Bertempat di Ruang AkUSTIK (Akuntabilitas Untuk Semua dengan TIK) Kantor BPK Perwakilan Provinsi Jambi, Kepala Subauditorat Perwakilan BPK Perwakilan Provinsi Jambi, Nelson Humiras Halomoan Siregar menyerahkan LHP tersebut kepada Ketua DPRD Kabupaten Muaro Jambi, Yuli Setia Bakti, Asisten Administrasi Umum Sekretariat Daerah Muaro Jambi, Junaidi, Inspektru Kabupaten Muaro Jambi, Erlina. setelah dilakukan penandatanganan Berita Acara Serah Terima (BAST) LHP. hadir pada penyerahan tersebut para Pejabat di lingkungan Pemerintah Kabupaten Muaro Jambi serta Tim Pemeriksa BPK terkait.

Nelson Humiras Halomoan Siregar menyampaikan bahwa tujuan dari pemeriksaan ini adalah untuk menguji dan menilai apakah pengelolaan dan pertanggungjawaban Pendapatan dan Belanja FKTP Puskesmas, pengelolaan dan pertanggungjawaban Belanja Dinkes serta Pelayanan Kesehatan pada FKTP Puskesmas telah dilaksanakan sesuai dengan peraturan perundang-undangan yang berlaku.
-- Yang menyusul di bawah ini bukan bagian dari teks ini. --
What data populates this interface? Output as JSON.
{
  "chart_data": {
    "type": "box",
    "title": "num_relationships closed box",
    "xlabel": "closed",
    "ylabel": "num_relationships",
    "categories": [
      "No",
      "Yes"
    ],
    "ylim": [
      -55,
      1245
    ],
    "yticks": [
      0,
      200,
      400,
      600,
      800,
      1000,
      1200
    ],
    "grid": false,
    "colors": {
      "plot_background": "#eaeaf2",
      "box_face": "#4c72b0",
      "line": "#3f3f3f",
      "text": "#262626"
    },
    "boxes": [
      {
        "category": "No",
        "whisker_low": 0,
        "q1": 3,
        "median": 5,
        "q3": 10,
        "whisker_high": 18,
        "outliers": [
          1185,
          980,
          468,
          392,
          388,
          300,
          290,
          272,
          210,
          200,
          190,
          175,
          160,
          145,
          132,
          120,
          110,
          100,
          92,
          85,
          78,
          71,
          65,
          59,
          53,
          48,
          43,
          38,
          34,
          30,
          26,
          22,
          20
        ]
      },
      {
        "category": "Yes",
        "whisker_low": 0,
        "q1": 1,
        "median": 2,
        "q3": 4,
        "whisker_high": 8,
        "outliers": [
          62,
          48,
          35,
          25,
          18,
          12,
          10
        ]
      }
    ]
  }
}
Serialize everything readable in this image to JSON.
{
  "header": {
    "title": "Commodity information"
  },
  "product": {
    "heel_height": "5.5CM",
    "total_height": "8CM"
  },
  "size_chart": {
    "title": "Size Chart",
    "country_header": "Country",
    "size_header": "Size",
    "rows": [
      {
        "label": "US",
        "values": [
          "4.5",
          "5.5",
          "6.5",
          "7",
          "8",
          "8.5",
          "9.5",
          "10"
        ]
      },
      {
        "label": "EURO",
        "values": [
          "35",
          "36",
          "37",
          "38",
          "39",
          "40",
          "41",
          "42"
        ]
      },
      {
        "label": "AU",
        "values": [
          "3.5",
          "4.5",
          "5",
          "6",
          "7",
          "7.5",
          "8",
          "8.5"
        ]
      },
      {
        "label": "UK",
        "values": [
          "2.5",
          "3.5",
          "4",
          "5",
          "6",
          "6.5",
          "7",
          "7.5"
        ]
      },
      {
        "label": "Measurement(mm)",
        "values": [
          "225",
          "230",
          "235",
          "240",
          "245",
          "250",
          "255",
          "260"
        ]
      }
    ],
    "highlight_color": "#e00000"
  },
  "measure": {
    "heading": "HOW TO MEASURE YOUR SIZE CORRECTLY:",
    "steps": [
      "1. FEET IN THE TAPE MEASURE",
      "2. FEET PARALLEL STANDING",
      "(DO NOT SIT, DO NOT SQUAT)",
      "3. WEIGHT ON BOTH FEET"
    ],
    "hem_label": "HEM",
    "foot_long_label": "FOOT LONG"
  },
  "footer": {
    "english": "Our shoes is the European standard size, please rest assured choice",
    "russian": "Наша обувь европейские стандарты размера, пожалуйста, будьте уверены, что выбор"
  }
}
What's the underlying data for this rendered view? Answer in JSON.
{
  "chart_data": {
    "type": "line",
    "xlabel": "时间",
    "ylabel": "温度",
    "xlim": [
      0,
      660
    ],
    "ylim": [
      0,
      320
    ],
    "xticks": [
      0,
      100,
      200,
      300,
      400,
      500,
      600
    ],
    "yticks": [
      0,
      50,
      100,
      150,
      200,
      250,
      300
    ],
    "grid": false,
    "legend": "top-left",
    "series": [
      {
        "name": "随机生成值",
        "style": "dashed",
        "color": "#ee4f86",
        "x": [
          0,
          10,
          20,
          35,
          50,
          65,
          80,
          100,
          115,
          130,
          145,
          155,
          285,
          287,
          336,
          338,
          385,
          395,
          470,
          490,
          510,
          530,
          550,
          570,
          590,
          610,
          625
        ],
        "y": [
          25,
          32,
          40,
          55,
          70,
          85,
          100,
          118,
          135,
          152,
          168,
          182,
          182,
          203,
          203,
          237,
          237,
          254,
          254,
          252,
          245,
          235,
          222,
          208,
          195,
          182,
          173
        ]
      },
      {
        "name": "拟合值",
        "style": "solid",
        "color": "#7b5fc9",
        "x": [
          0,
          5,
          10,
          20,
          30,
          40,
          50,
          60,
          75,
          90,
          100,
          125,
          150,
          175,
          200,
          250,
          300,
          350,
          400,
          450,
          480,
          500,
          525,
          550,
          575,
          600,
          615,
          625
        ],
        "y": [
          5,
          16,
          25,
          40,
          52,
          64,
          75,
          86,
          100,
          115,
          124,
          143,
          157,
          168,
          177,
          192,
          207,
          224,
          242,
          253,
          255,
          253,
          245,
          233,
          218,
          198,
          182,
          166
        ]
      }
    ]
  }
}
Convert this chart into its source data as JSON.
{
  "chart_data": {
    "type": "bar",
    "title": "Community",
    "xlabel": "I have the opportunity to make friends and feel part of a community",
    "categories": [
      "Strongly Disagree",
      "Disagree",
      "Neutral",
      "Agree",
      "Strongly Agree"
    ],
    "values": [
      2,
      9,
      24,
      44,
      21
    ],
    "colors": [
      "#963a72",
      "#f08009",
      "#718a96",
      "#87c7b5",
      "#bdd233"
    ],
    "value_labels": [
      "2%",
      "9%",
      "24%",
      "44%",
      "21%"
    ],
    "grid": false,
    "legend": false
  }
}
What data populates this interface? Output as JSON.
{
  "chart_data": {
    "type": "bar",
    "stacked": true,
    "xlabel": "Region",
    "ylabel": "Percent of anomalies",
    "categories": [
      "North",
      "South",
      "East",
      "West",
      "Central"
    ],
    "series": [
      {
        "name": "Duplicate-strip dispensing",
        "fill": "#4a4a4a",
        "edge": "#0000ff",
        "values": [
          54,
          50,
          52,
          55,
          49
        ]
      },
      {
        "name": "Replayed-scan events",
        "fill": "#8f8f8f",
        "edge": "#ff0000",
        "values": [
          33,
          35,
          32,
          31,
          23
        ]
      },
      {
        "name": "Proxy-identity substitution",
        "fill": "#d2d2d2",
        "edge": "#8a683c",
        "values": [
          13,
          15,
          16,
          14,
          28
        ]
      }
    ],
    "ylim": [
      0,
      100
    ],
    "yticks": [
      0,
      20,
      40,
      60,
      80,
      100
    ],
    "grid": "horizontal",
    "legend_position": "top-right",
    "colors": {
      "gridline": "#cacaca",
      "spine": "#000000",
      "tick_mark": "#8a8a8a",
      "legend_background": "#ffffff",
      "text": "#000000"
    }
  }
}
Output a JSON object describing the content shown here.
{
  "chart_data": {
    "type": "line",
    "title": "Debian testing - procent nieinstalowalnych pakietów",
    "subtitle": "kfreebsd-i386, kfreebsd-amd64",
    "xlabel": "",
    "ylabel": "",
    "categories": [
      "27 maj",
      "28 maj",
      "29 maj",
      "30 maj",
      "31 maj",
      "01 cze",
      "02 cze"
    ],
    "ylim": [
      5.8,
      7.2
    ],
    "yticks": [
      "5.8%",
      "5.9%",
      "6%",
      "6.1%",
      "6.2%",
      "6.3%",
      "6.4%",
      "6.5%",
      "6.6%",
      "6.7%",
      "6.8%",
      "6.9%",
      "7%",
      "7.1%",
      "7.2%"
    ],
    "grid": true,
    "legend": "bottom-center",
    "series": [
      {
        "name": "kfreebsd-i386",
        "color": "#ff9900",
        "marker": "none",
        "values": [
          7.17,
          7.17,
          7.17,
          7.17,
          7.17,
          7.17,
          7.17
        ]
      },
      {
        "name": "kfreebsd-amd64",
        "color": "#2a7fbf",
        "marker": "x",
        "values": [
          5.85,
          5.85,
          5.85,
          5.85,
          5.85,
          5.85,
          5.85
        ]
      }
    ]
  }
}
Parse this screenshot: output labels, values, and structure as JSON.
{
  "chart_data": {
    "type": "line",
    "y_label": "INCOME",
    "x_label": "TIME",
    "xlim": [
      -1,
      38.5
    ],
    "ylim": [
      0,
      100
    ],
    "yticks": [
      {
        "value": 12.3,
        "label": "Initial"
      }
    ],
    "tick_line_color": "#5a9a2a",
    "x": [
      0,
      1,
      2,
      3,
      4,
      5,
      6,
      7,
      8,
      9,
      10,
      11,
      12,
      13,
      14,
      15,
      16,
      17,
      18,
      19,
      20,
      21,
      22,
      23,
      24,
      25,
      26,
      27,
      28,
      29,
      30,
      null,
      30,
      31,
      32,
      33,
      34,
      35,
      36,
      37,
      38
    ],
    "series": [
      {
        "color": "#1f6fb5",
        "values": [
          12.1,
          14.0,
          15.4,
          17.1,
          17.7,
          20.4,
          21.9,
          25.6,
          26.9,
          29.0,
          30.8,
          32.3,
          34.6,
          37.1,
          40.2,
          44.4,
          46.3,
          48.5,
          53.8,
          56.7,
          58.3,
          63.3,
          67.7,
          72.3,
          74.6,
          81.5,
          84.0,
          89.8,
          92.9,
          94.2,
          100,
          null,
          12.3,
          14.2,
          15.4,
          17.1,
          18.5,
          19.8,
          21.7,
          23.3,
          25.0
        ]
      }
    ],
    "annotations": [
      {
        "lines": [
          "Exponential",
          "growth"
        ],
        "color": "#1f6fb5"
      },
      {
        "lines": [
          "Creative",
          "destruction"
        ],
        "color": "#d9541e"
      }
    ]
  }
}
BPK yakin bahwa bukti pemeriksaan yang telah diperoleh adalah cukup dan tepat sebagai dasar menyatakan kesimpulan.
Berdasarkan hasil pemeriksaan, BPK menemukan beberapa permasalahan diantaranya:
- Sebanyak 13 puskesmas melakukan rujukan 24 kasus non spesialistik dan sebagian besar puskesmas belum mencapai Target Indikator Angka Kontak (AK) dan Rasio Peserta Prolanis Terkendali;
- Puskesmas belum memenuhi standar kebutuhan minimal sumber daya manusia (SDM) berdasarkan Peraturan Menteri Kesehatan (Permenkes) Nomor 43 Tahun 2019 serta terdapat tenaga kesehatan yang tidak memiliki Surat Tanda Registrasi dan Surat Izin Praktik;
- Sarana dan prasarana serta alat kesehatan di 22 puskesmas belum memenuhi standar Permenkes Nomor 43 Tahun 2019 serta terdapat alat kesehatan belum dikalibrasi secara berkala, berusia lebih dari 5 tahun dan dalam kondisi rusak berat;
- Pengelolaan pendapatan Badan Layanan Umum Daerah (BLUD) Fasilitas Kesehatan Tingkat Pertama pada 22 puskesmas tidak memadai;
- Pengelolaan dan pertanggungjawaban dana Bantuan Operasional Kesehatan (BOK) tidak sesuai ketentuan sebesar Rp 357,63 juta
BPK berharap hasil pemeriksaan yang telah disampaikan dapat memberikan dorongan dan motivasi untuk terus memperbaiki pertanggung jawaban pelaksanaan APBD pada Pemerintah Kabupaten Muaro Jambi agar kedepannya operasional Fasilitas Kesehatan Tingkat Pertama (FKTP) Pusat Kesehatan Masyarakat dan belanja Dinas Kesehatan dapat dilaksanakan sesuai dngan peraturan dan perundang-undangan yang berlaku.
Nelson Numiras Halomoan Siregar mengingatkan bahwa berdasarkan Pasal 20 UU Nomor 15 tahun 2004 mengamanatkan bahwa jawaban atau penjelasan entitas kepada BPK tentang tindak lanjut atas rekomendasi BPK disampaikan selambat lambatnya 60 hari setelah lapiran hasil pemeriksaan ini diterima. (Noval/Humas BPK)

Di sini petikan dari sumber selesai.